Tuesday, 27 September 11:00am – 12:00pm

This seminar will be delivered in Chemistry Lecture Theatre 4 and Online Zoom. Please email chemistry.researchsupport@sydney.edu.au for zoom link and password.

Speaker: Prof. Peter Wright; The Scripps Research Institute

Host: Prof. Anthony Masters

Title: Promiscuous liaisons: role of disorder and dynamics in protein function and dysfunction

Abstract: For many decades, a fundamental dogma of molecular and structural biology held that the function of a protein is closely linked to its three-dimensional structure. However, the advent of genome scale sequencing revealed that a significant proportion of gene sequences code for proteins that are entirely unstructured or contain long disordered regions. Such intrinsically disordered proteins (IDPs) are highly abundant in the human proteome and are strongly associated with numerous devastating diseases, including cancers, age-related neurodegenerative disorders (such as Alzheimer’s and Parkinson’s diseases), diabetes, cardiovascular diseases, and infectious diseases. IDPs mediate critical regulatory functions in the cell, including transcription, translation, the cell cycle, and numerous signal transduction events. The lack of stable globular structure confers numerous functional advantages on IDPs, allowing them to exert an exquisite level of control over cellular signaling and cellular organization. IDPs frequently function as central hubs in dynamic regulatory networks, where their propensity for posttranslational modifications, their complex binding and dissociation kinetics, and their ability to interact with multiple target proteins makes them well adapted for precise transduction of cellular signals.

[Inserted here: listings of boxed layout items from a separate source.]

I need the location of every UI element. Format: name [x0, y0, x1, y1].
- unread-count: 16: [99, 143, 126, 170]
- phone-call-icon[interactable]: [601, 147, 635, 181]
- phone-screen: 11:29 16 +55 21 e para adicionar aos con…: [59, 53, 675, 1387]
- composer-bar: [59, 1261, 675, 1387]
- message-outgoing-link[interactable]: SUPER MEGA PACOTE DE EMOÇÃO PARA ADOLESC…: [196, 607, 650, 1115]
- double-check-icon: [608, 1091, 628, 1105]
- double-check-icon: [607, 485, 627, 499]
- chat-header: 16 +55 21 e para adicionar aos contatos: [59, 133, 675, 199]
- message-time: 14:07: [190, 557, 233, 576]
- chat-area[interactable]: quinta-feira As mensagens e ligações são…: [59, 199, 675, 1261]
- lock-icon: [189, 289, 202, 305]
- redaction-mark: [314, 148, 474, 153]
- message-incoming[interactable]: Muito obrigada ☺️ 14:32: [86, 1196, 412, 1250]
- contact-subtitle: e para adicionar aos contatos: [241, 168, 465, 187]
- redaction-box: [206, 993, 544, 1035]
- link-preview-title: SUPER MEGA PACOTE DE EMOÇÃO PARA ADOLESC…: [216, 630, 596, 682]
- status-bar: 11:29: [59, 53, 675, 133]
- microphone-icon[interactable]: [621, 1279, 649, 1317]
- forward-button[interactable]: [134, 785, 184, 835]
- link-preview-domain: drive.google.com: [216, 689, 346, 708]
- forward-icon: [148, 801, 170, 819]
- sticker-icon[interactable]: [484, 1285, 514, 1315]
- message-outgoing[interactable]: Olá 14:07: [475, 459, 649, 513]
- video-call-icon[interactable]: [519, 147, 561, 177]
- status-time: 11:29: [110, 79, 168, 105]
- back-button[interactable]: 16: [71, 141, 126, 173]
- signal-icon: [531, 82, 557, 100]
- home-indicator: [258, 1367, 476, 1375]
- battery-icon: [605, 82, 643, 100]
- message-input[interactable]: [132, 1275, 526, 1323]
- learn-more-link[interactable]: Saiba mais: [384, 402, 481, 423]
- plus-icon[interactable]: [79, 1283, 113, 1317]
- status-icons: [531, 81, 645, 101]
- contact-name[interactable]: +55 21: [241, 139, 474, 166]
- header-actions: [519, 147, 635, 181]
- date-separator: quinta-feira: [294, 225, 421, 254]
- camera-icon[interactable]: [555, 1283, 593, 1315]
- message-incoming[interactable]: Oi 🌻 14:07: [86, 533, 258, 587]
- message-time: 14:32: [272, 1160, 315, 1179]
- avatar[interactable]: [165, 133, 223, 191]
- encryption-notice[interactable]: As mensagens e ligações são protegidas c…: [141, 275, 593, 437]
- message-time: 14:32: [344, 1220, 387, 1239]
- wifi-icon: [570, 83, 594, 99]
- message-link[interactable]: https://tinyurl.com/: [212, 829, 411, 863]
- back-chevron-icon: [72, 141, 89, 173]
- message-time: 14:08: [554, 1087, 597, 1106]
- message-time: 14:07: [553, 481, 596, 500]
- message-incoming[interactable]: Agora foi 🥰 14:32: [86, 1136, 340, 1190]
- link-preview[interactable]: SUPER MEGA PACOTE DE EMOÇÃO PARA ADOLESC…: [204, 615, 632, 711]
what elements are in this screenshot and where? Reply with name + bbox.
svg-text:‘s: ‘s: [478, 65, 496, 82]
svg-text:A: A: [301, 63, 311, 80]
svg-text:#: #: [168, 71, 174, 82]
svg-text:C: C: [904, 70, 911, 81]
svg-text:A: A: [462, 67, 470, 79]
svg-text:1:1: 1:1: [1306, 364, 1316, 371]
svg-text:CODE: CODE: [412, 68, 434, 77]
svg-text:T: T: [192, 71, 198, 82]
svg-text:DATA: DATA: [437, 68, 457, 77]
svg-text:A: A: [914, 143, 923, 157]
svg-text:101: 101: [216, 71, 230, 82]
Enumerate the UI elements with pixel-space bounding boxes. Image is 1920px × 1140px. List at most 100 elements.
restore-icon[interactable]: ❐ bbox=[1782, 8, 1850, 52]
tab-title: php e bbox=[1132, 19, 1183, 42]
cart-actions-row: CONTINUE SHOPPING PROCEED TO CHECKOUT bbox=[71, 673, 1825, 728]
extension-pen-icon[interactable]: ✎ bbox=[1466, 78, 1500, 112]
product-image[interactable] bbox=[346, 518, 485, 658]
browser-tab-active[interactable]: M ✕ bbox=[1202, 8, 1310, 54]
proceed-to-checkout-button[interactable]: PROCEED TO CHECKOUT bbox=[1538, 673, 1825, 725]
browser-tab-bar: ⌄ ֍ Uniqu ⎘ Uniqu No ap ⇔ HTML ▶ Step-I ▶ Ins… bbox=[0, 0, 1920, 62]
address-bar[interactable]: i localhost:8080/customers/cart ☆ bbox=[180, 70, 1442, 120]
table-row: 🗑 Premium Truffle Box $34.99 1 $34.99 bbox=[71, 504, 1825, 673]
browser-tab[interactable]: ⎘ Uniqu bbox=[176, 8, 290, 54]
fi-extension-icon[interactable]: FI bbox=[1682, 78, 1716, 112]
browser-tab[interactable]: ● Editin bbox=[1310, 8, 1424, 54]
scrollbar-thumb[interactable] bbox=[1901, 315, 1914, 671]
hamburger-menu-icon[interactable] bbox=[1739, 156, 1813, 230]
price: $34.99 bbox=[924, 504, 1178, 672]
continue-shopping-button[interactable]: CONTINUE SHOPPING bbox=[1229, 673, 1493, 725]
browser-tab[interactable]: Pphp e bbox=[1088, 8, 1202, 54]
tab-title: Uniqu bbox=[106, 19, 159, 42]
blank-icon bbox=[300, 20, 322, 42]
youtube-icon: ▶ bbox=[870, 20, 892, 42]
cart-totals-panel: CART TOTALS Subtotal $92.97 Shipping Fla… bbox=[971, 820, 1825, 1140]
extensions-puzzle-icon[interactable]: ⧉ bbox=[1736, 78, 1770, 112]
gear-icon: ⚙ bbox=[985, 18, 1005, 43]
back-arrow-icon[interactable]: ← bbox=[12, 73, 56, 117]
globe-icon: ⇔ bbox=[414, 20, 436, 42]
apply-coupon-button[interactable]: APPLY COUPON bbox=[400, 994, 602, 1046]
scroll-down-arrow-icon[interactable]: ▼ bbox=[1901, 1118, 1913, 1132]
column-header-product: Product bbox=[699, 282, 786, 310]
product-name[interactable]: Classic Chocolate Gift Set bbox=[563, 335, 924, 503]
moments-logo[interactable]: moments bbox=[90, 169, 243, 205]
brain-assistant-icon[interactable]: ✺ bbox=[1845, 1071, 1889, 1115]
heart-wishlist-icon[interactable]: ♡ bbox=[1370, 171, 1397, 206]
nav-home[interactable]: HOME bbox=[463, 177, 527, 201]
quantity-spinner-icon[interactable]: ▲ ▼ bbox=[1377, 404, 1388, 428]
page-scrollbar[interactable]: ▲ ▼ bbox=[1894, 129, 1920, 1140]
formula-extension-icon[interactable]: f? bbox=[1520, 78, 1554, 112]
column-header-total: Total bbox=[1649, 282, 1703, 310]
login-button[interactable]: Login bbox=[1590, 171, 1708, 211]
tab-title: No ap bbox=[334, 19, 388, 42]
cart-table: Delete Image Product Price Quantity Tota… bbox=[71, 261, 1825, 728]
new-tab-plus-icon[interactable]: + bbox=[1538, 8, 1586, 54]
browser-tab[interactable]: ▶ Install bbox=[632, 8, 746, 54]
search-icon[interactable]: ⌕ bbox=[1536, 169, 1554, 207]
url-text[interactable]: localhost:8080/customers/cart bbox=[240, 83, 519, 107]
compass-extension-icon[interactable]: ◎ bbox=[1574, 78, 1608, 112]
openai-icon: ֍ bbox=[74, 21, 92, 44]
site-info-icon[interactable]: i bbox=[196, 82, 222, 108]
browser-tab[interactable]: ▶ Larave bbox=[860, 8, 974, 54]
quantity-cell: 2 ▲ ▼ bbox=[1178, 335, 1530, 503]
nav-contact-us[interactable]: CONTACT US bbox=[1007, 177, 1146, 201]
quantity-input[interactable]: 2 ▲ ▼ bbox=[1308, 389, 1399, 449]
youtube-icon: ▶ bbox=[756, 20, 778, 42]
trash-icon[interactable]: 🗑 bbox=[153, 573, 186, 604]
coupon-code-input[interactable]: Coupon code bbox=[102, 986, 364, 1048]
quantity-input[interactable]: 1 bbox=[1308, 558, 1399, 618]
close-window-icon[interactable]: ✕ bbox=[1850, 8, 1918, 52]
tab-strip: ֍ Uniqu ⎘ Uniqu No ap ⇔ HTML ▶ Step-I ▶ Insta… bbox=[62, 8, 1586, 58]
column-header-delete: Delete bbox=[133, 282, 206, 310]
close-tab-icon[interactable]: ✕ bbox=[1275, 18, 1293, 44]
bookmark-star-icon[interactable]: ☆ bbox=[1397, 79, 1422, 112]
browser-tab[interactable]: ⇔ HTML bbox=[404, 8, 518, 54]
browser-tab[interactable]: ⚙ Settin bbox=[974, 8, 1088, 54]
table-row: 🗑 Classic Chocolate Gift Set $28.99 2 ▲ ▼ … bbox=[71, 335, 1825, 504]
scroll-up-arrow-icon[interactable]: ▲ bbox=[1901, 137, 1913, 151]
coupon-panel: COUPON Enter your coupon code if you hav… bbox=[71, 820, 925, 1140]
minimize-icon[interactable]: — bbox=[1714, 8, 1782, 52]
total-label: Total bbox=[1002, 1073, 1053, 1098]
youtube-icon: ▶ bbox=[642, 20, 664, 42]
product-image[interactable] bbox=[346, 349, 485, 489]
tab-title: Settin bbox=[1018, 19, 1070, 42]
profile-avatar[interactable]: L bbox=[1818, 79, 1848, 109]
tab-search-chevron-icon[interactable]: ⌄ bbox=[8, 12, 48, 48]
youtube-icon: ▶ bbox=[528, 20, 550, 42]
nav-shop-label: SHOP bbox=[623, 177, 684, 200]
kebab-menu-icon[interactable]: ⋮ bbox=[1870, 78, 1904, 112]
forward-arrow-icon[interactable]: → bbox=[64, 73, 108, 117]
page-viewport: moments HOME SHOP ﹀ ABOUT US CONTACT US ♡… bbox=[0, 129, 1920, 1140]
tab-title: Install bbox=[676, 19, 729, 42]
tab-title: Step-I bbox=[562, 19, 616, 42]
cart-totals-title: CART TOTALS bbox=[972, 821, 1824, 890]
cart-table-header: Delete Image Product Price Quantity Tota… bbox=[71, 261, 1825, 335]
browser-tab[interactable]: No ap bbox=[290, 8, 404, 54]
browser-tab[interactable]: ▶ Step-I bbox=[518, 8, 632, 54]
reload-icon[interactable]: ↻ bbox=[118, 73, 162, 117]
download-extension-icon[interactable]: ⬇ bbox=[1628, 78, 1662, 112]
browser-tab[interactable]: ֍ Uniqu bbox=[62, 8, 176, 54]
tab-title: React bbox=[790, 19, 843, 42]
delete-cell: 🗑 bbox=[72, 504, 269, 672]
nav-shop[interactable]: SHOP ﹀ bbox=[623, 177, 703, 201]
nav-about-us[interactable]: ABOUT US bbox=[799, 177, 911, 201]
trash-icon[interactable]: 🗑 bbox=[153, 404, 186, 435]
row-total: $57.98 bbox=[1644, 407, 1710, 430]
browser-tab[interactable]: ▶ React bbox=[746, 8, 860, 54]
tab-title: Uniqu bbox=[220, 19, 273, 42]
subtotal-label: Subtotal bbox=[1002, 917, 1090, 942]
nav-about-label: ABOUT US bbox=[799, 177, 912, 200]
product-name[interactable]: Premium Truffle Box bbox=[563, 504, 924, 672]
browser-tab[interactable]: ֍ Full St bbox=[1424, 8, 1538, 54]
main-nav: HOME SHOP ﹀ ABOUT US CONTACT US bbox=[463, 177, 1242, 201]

IDPs frequently contain multivalent interaction motifs that enable allosteric interactions and generate unidirectional molecular switches. Many viruses hijack their host cells by making extremely effective use of intrinsic disorder to mimic key cellular regulatory proteins that are themselves intrinsically disordered. The unique molecular characteristics of IDPs that underly their diverse biological functions will be illustrated with reference to a molecular switch that controls the response to oxygen stress, mechanisms of regulation of the tumor suppressor p53, and the mechanism by which a human T cell leukemia virus protein dysregulates hematopoiesis.